I picked rugby 😂 I had no idea if I'd like it or not. I had no idea what to expect. I was nervous. Several times I thought I'd pass on it instead of going. In the end, I thought, fuck it, I'm not doing anything else, let's see what it's about.
It was bloody great! Great bunch of ladies, lots of fitness but fun because it was with other people. I got a fire in my belly about it. I lived and breathed rugby. It was wonderfully supportive and social.
I left after a little while but some time later, I tried something else. I joined my local AmDram group. I've been a musician all my life so this is slightly different but my ex really squashed me down on my music. So finally setting that spirit free felt so good. Theatre isnt my strong point though. I'm an opera singer. I'd very rarely danced a set number. I hadn't acted on stage in a very long time. It was still all new and different. I absolutely loved it.
In summation, the things I had no experience of and threw myself into were the most liberating. But I wouldn't have found out about those passions if I hadn't just gone for it.
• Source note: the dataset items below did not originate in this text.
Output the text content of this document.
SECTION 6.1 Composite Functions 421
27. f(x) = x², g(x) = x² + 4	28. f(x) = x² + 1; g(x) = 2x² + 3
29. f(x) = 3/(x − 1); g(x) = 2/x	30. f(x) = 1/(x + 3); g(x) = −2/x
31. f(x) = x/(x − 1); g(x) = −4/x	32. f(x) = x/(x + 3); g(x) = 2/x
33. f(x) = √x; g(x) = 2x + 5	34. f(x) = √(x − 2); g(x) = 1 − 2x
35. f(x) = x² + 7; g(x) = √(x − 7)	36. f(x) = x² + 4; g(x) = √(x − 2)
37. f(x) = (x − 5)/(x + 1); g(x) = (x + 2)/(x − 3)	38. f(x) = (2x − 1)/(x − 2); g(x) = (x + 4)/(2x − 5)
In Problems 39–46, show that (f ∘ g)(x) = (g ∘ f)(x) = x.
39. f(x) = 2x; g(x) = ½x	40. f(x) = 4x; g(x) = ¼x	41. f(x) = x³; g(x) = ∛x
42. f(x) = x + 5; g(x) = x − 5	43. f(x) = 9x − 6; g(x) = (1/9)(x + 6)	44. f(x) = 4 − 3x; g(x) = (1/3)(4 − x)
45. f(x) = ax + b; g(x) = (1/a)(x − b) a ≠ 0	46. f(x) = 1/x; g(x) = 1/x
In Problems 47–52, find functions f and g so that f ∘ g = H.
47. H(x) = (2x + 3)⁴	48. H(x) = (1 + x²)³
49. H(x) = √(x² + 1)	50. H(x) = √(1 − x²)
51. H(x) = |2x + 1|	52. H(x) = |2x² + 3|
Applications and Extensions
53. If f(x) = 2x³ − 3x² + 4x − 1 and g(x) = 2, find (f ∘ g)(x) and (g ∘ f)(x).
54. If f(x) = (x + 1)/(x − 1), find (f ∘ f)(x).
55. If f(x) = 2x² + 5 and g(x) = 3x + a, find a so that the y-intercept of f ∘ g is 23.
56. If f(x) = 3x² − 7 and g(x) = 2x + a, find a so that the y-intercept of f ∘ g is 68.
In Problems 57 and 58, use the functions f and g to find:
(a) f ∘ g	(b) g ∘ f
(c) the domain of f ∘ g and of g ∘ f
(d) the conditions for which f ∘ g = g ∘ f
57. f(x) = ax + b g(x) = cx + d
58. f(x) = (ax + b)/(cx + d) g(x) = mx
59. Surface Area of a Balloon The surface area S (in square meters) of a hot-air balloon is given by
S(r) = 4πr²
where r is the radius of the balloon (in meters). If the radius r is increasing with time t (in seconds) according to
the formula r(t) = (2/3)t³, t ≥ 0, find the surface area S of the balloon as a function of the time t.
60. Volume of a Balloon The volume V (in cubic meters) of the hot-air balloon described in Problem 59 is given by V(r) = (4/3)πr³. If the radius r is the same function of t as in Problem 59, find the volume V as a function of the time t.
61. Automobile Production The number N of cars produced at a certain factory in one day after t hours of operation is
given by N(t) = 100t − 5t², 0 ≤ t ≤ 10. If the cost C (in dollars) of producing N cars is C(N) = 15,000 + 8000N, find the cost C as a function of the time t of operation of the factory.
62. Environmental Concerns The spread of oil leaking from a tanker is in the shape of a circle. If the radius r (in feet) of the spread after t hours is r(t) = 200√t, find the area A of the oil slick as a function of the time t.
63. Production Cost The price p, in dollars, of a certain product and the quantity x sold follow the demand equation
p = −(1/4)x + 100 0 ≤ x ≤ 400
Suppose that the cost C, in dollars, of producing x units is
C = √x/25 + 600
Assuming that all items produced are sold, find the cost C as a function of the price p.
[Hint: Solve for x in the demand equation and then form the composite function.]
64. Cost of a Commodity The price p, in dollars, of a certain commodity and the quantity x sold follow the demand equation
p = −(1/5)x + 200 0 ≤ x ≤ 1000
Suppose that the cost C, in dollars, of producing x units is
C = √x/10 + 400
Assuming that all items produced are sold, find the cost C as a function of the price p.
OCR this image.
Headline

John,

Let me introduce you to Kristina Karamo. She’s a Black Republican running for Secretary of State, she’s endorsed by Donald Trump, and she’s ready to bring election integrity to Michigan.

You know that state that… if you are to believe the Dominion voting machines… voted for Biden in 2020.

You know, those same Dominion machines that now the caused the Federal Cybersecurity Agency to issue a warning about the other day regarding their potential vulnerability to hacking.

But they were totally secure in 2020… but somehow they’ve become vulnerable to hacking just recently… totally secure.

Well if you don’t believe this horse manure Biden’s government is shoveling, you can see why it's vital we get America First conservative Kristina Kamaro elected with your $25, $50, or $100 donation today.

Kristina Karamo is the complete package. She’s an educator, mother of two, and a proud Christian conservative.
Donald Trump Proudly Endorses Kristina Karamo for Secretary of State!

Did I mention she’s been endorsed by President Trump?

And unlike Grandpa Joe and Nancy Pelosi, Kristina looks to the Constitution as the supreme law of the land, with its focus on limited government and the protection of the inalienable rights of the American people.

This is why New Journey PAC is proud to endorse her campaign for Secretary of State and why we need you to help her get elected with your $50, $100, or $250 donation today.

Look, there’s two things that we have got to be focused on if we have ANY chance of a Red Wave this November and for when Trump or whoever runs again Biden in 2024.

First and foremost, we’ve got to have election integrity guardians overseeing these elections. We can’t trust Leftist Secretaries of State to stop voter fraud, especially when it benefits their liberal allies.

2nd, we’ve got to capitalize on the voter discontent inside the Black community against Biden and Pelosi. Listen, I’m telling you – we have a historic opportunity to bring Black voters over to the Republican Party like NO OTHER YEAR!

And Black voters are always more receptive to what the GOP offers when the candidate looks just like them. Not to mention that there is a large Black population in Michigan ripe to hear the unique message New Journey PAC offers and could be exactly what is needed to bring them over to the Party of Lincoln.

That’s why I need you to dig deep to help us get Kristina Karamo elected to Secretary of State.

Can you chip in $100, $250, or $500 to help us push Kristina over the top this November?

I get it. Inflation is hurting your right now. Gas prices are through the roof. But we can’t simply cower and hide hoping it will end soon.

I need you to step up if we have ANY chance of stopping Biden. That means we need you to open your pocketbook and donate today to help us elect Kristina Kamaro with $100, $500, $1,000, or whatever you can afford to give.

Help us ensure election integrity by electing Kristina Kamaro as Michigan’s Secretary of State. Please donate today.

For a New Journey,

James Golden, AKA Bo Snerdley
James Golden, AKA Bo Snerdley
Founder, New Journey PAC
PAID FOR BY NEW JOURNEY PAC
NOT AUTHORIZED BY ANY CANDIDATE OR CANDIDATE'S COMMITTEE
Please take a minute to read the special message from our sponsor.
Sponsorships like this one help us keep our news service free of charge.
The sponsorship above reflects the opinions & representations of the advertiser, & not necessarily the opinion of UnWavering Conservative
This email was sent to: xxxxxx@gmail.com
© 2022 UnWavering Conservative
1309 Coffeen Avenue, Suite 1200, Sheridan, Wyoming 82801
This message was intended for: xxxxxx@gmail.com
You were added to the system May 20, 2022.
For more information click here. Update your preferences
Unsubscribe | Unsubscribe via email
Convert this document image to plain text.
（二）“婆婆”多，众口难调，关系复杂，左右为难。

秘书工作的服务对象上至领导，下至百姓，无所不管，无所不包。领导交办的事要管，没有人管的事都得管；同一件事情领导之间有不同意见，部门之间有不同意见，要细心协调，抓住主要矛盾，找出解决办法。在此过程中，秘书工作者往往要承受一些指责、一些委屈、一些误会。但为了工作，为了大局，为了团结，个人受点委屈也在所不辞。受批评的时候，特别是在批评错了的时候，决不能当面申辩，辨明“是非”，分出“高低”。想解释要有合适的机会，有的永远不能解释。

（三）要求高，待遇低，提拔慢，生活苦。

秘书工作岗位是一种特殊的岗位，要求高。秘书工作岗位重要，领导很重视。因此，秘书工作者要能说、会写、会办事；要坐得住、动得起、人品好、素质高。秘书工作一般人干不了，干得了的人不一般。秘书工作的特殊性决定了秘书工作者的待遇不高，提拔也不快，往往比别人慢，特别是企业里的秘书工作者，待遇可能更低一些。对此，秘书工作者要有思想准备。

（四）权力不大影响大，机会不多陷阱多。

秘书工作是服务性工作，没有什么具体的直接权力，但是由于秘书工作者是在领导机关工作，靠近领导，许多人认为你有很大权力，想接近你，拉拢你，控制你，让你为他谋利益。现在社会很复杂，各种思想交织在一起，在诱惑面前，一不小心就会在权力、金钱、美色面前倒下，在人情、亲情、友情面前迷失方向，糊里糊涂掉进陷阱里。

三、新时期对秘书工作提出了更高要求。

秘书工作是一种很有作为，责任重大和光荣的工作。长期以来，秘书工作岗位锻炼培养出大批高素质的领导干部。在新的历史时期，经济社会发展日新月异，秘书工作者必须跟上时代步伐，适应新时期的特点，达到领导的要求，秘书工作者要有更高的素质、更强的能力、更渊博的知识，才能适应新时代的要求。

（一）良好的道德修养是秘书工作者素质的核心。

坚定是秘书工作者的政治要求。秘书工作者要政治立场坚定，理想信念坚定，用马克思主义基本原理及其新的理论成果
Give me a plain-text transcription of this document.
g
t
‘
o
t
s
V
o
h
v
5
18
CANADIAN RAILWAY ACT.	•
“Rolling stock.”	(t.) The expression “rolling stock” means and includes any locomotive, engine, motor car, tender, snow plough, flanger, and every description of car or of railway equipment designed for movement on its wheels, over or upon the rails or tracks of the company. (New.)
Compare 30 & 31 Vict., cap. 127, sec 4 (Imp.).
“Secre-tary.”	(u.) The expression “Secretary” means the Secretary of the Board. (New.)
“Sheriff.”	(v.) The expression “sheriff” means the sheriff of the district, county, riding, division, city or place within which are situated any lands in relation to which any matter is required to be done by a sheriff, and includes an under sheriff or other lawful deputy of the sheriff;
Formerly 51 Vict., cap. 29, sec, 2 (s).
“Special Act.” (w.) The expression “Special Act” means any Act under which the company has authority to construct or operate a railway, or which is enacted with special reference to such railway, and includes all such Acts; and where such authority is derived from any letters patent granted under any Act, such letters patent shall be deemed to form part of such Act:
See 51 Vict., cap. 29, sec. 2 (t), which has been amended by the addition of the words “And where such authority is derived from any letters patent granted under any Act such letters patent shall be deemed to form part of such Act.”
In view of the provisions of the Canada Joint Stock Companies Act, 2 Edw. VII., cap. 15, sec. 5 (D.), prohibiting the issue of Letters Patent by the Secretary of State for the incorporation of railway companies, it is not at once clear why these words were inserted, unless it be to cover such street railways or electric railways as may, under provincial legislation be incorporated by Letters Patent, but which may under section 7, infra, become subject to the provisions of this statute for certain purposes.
I suggest picking something... anything... sports like badminton, rugby (or tag if you're not so keen on the physical aspect), art groups, knitting groups, music and theatre groups, piano lessons, singing lessons, tap dancing lessons, choir. There is likely to be something going on. Even if you're not sure, just give it a go and see if it makes you happy. That will soon turn into a passion.
You are allowed to dedicate some time to yourself.